E di cose utili, finora, l’IA di DeepMind ne ha fatte diverse. Non stiamo parlando di riassunti o della scrittura automatica di una mail. Il lavoro dei ricercatori di questo laboratorio – che nel 2023 si è unito a Google AI  – ha consentito all’IA di battere i più grandi campioni di Go (AlphaGo, 2016), di predire la struttura tridimensionale delle proteine (AlphaFold, 2018) e di scovare 381mila nuovi materiali stabili (GNoME, 2023).

Eppure nonostante il contributo alla scienza, l’intelligenza artificiale più famosa al mondo, oggi, è probabilmente ChatGpt, un’interfaccia che comprende il linguaggio naturale e che si esprime come un essere umano lanciata a novembre 2022 da OpenAI.

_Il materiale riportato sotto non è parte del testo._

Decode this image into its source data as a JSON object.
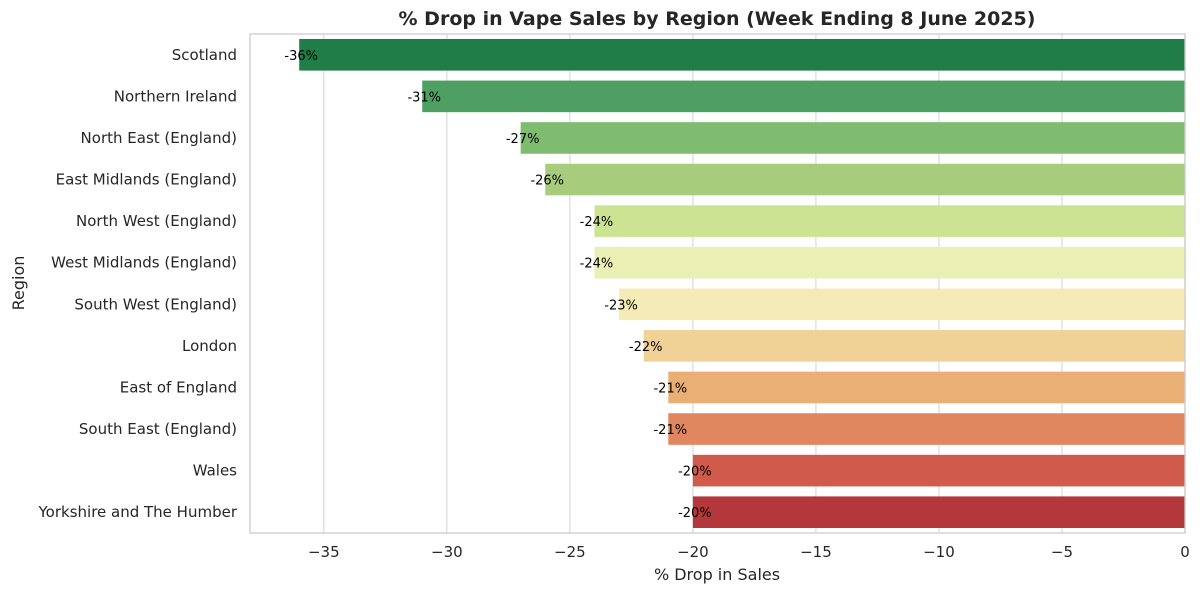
{
  "chart_data": {
    "type": "bar",
    "orientation": "horizontal",
    "title": "% Drop in Vape Sales by Region (Week Ending 8 June 2025)",
    "xlabel": "% Drop in Sales",
    "ylabel": "Region",
    "xlim": [
      -38,
      0
    ],
    "xticks": [
      -35,
      -30,
      -25,
      -20,
      -15,
      -10,
      -5,
      0
    ],
    "xtick_labels": [
      "−35",
      "−30",
      "−25",
      "−20",
      "−15",
      "−10",
      "−5",
      "0"
    ],
    "grid": true,
    "categories": [
      "Scotland",
      "Northern Ireland",
      "North East (England)",
      "East Midlands (England)",
      "North West (England)",
      "West Midlands (England)",
      "South West (England)",
      "London",
      "East of England",
      "South East (England)",
      "Wales",
      "Yorkshire and The Humber"
    ],
    "values": [
      -36,
      -31,
      -27,
      -26,
      -24,
      -24,
      -23,
      -22,
      -21,
      -21,
      -20,
      -20
    ],
    "data_labels": [
      "-36%",
      "-31%",
      "-27%",
      "-26%",
      "-24%",
      "-24%",
      "-23%",
      "-22%",
      "-21%",
      "-21%",
      "-20%",
      "-20%"
    ],
    "colors": [
      "#207d48",
      "#4f9f63",
      "#80bc70",
      "#a7cc7b",
      "#cbe393",
      "#eaf0b4",
      "#f4ebb6",
      "#f1d296",
      "#e9af75",
      "#e18760",
      "#d05b4b",
      "#b4383b"
    ]
  }
}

Demis Hassabis non pensa che l’IA dell’azienda di Altman sia superiore: “Gli va dato adito di essere stati bravi ad accelerare la tecnologia Transformer  [alla base dei modelli linguistici di grandi dimensioni che permettono a ChatGpt, ma anche a Gemini di funzionare, ndr] con uno spirito tipico della Silicon Valley: l’hanno scalata senza contribuire al suo sviluppo come ha fatto Google nell’ultima decade, quando ha gettato le basi scientifiche”.

Rispetto a Google, OpenAI ha usato sicuramente meno cautele quando si è trattato di aprire al pubblico ChatGpt. “Per noi l’IA generativa doveva essere accurata al 100% – ha spiegato Hassabis -. Loro invece non ci hanno pensato due volte e l’hanno lanciata”. E si è scoperto, dice Hassabis, che in fondo le persone sono pronte ad accettare le “allucinazioni” che l’IA può produrre, perché anche quando commette degli errori può essere usata in modo utile. 

“Milioni di persone la trovano utile per ciò che devono fare – ha detto Hassabis – e la cosa sorprendente è che queste persone erano già pronte a utilizzarla, diversi anni prima di quanto pensassimo”.